German imports rose 3.6% after dropping 3.5% in the previous month
German exports rose in February, boosted by surging trade with China in a fresh sign that factories are busy in Europe’s largest economy despite a sharp drop in trade with the UK after Brexit.
Seasonally adjusted exports rose by 0.9% on the month after an upwardly revised rise of 1.6% in January, the Federal Statistics Office said on Friday.
German imports rose 3.6% after dropping 3.5% in the previous month.
A Reuters poll had pointed to a 1% rise in exports and a 2.4% rise in imports. The trade surplus shrank to €19.1 billion, today’s figures show.
On the year, exports to China increased by 25.7%.
But German exports to the UK dropped by 12.2% on the year in February and imports slumped 26.9%, the German Federal Statistics Office said. Germany is the UK’s biggest trading partner.
Exports to other EU states fell 0.3% on the year and imports rose 0.7%.

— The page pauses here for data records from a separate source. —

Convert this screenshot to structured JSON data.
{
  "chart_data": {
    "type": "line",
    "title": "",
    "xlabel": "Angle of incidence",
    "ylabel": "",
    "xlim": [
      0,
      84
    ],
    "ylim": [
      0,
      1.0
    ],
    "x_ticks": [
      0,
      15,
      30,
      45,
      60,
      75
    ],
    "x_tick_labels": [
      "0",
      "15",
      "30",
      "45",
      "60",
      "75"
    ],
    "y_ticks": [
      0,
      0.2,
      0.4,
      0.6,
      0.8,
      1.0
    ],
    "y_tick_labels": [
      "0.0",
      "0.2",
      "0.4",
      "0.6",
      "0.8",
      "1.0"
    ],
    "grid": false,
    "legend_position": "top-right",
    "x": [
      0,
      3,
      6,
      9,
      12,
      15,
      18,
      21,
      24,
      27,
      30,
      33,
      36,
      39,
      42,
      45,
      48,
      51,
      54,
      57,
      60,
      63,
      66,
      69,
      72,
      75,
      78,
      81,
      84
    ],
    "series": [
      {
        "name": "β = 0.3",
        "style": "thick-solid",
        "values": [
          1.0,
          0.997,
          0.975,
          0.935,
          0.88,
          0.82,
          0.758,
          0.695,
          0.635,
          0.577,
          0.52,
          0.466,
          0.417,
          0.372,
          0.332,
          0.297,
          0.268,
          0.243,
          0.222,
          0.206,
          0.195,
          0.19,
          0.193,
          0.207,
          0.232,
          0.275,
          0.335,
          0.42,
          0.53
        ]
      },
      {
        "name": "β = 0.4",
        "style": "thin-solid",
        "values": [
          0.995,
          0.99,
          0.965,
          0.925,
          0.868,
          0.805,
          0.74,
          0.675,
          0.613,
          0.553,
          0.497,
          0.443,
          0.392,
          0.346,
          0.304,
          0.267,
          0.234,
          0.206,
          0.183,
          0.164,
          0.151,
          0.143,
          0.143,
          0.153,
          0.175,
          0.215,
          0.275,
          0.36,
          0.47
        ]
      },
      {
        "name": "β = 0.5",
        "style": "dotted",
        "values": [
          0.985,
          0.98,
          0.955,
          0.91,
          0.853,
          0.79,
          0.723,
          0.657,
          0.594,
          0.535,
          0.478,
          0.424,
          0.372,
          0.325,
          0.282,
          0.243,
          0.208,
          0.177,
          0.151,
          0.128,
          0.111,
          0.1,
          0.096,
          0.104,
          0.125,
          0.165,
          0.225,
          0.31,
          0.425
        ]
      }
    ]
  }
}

The UK left the European Union’s single market at the end of last year, raising barriers to trade.
That final split followed more than four years of wrangling over its terms of exit from the EU, during which German businesses had already begun to reduce their interactions with Britain.
German companies are benefiting from strong foreign demand – even if there are setbacks at the moment, things tend to look good for German industry, Thomas Gitzel at VP Bank said.
Separate data released today showed that German industrial output in February dropped by 1.6%. A Reuters poll had pointed to a rise of 1.5%. Economists expect the economy to contract in the first quarter.
What is currently weighing on German industry is not a lack of demand, it is rather supply bottlenecks for raw materials and components, Andreas Scheuerle at DekaBank said.